God’s Presence

Hi again!

Today I heard a song that gave me chills. Have you ever had that happen? Well the song I was listening to is called “Jesus in Disguise” by Brandon Heath. The whole song is about how we probably all have been in God’s presence before, but we may have not recognized it.

The song goes like this: Ever get something in your head/It’s nothing you heard, or something you’ve read/Ever had a cut, but you never saw a blade/Brought to your knees, but you never prayed/Jesus in disguise/Jehovah passing by/The burden of a tear/ Hanging in your eye/ Jesus in disguise/A scar across the sky/ You were looking for a king/You would never recognize/Jesus in disguise/ Ever feel like you’ve been somewhere before/ You hold the key, you know which door/Speak the word your lips have never known/Because your heart tells you so/Jesus in disguise/Jehovah passing by/The burden of a tear/ Hanging in your eye/ Jesus in disguise/A scar across the sky/ You were looking for a king/You would never recognize/Jesus in disguise/So open my eyes, wide as I can/Blind as I am, blind as I am/So open my eyes, wide as I can/Blind as I am, blind as I am/ Jesus in disguise/Jesus in disguise/.

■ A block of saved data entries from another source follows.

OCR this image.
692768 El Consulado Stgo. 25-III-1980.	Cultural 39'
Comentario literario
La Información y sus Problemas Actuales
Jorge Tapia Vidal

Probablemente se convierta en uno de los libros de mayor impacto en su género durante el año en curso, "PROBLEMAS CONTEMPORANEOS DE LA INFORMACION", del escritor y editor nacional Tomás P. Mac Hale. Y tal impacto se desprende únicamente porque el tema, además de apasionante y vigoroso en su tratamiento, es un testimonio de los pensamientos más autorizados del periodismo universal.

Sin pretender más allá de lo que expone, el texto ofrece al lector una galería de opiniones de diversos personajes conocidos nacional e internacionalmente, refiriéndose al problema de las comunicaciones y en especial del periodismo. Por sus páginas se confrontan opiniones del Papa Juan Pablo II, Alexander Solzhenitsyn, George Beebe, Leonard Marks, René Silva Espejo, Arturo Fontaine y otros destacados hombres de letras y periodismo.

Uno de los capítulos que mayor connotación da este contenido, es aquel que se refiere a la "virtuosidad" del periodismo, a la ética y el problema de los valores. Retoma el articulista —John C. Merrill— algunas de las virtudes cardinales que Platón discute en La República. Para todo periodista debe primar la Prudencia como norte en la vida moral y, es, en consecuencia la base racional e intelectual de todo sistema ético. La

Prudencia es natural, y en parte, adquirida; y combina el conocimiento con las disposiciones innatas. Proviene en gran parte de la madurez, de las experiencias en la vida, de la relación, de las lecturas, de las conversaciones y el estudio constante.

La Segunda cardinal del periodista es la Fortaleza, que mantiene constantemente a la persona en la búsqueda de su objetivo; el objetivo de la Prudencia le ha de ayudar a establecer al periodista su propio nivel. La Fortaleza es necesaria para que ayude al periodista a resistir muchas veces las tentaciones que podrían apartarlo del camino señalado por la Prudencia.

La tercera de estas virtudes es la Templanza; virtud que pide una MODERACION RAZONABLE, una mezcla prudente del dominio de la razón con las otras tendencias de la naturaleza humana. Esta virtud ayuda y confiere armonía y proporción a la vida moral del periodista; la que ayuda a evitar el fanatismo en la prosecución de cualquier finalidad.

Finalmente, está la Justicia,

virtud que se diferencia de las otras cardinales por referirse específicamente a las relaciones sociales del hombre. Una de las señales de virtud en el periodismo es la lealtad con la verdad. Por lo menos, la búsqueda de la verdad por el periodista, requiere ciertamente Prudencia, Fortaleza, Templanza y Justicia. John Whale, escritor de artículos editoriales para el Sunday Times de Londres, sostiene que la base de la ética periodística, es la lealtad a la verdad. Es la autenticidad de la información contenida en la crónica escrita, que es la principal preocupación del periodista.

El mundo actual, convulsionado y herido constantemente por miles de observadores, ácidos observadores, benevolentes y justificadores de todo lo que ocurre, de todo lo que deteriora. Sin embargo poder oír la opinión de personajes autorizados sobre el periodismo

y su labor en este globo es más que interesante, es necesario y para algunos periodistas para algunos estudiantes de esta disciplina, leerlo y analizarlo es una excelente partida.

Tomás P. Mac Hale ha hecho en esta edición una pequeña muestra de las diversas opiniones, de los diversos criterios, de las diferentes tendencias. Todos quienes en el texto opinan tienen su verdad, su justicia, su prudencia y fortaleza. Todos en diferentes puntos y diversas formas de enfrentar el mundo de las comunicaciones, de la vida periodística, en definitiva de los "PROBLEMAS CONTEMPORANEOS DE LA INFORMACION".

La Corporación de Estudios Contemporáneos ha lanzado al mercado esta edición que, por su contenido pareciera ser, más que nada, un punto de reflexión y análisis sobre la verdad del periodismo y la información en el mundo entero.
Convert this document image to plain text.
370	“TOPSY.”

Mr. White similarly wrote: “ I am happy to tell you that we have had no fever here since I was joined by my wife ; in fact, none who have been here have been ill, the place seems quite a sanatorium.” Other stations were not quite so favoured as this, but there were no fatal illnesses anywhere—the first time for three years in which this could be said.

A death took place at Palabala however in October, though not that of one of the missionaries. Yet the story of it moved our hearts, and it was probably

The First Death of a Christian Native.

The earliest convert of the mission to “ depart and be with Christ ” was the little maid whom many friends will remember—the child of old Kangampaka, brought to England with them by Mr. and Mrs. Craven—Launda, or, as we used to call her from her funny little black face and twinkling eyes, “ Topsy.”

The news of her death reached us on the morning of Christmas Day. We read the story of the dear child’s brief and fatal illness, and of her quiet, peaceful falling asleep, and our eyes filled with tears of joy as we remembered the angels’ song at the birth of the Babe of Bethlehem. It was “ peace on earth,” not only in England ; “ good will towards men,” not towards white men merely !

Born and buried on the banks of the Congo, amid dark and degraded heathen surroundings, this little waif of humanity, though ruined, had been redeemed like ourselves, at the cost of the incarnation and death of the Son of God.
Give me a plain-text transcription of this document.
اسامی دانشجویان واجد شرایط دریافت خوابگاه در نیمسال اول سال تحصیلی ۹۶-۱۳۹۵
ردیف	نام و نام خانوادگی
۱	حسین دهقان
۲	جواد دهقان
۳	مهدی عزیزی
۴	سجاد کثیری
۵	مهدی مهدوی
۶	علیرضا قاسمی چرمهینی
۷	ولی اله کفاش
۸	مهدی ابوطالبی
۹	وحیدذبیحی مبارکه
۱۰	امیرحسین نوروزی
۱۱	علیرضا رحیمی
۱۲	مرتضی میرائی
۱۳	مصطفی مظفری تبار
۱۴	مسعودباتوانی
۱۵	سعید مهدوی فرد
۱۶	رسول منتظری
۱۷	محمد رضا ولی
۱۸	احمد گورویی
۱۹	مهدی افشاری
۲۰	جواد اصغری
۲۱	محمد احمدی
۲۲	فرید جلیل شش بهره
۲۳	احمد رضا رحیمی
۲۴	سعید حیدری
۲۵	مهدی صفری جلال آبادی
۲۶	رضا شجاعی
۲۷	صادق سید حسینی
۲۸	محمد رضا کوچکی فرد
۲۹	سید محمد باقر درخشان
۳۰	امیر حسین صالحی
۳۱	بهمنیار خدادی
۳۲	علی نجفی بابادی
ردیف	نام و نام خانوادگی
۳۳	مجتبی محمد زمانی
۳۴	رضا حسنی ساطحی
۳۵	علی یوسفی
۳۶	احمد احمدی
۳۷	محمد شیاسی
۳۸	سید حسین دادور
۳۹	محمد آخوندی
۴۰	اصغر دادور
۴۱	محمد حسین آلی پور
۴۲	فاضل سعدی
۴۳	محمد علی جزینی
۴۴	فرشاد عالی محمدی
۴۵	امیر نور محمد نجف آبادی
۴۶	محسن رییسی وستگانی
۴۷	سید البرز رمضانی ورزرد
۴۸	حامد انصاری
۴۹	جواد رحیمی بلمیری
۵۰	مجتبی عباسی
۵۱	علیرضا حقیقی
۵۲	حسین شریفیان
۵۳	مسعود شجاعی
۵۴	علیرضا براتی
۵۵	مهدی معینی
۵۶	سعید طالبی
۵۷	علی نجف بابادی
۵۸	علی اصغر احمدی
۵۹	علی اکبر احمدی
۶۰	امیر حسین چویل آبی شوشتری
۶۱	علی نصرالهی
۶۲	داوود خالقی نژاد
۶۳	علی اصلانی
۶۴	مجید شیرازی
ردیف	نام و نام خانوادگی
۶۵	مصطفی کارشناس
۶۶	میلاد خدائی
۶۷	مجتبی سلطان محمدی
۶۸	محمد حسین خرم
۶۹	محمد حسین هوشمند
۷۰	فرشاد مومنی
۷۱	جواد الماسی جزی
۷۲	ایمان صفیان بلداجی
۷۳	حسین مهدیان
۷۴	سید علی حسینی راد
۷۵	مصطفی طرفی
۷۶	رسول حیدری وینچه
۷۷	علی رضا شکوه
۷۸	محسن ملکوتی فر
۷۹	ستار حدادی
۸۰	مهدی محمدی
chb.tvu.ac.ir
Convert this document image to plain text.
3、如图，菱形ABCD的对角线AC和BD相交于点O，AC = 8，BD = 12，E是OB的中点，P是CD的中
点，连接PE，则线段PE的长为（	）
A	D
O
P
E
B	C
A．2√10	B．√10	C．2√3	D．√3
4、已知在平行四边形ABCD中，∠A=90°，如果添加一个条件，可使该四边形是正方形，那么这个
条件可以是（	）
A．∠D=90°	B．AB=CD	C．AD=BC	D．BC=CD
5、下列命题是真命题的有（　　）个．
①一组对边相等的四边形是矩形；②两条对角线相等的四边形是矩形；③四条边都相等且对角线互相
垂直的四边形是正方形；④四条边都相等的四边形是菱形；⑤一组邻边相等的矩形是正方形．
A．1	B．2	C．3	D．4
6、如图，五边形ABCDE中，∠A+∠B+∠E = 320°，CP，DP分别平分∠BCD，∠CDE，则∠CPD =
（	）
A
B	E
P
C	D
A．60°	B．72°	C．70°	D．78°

So, I get chills not because this song is amazing, which it is, but because it is talking about a God that gives me chills. This song is talking about God’s presence! I’ve felt His presence personally, and just thinking about the experiences I’ve had makes me shake. The line “Jehovah passing by” stuck with me for some reason. Maybe it’s because I’ve felt Jehovah passing by. Almost a year ago, I woke up in the middle of the night feeling like I HAD to pray for a friend of mine. So, I shook off my sleepiness and prayed for her. That was my first experience with the Holy Spirit telling me to do something that I remember.

There have been many more incidents since. In May I went to a Christian youth convention with my church. We were there for two nights, and on the first night, I could not go to sleep. Somehow, I ended up sleeping on the floor of our hotel room reading my Bible. I flipped around awhile, until I saw a passage that jumped out at me. It was Exodus 25:1 “The Lord said to Moses, “Speak to the people of Israel, that they take for me a contribution. From every man whose heart moves him you shall receive a contribution from them.” I had the thought, “My words are my contribution to God. I need to be in ministry.” It kind of startled me, because I had never really been sure of what job I was going to do. I still wasn’t sure, though.to last On the second to last day,one of our youth leaders (who I am now very close to) came and hugged me out of the blue and told me I was going to do great things for God. I later learned that my pastor, youth pastor, the leader who hugged me, and a bunch of youth leaders brought up me and some of the things I had said. Coincidence? I don’t really think so.

This past June, I was at a church camp we had a sermon every night, followed by a song or two to close. The sermon was about God’s purpose for our lives. I remember that out of nowhere, I started to cry. Like, cry cry. Loud, ugly, cry. Then I remember, that all the sudden I had this thought and it was, “You were made to be a youth pastor.” I didn’t hear a voice or anything, it was just a thought. But I knew it came from God. Recently I read something that said that you don’t always hear God’s voice, but when you’re in His presence, He directs your thoughts. That’s what happened to me that night.

At that same youth camp I was praying for people, and had been prayed for and I felt God’s presence. It filled the room and enveloped all of us in it. More recently, it’s happened when I pray. I pray for people that I haven’t though of in months. And then I open my eyes, and it’s like waking up from a dream. I can be praying for what feels like half an hour and then check the time and see that only mere minutes have passed by. Or when I’m in youth group and my heart starts pounding in my chest and God gives me words to say and I have to say something. I’ve even actually gotten up on stage and said something to the whole group, which is absolutely terrifying.

But that’s the thing about asking to be in God’s presence: sometimes it’s scary. Sometimes God asks you to do things that you don’t want to do. Sometimes you think thoughts you never thought would enter your mind, like me. Maybe, you speak in tongues when you pray, which means that the Holy Spirit prays for you, usually in a language you haven’t learned. Maybe someone that you just met weighs on your heart and you feel like you need to pray for them. Maybe you have started crying, out of nowhere and couldn’t tell why. If you’ve ever felt like the air was full of something you couldn’t put your finger on, or reveled in the beauty of God’s creation that takes your breath away, you’ve probably been in God’s presence, even if you didn’t recognize it. God’s presence is holy, filling for your soul, and totally unique. You will never experience anything like it. Perhaps you’ve never felt it, but now you want it. Pray about it, and sit, by yourself with no distractions and your Bible and wait.

God does not hide His presence from his people. I don’t know exactly how you’ll experience but Jeremiah 29:13 says, “You will seek Me and you will find Me when you search for Me with all your heart.”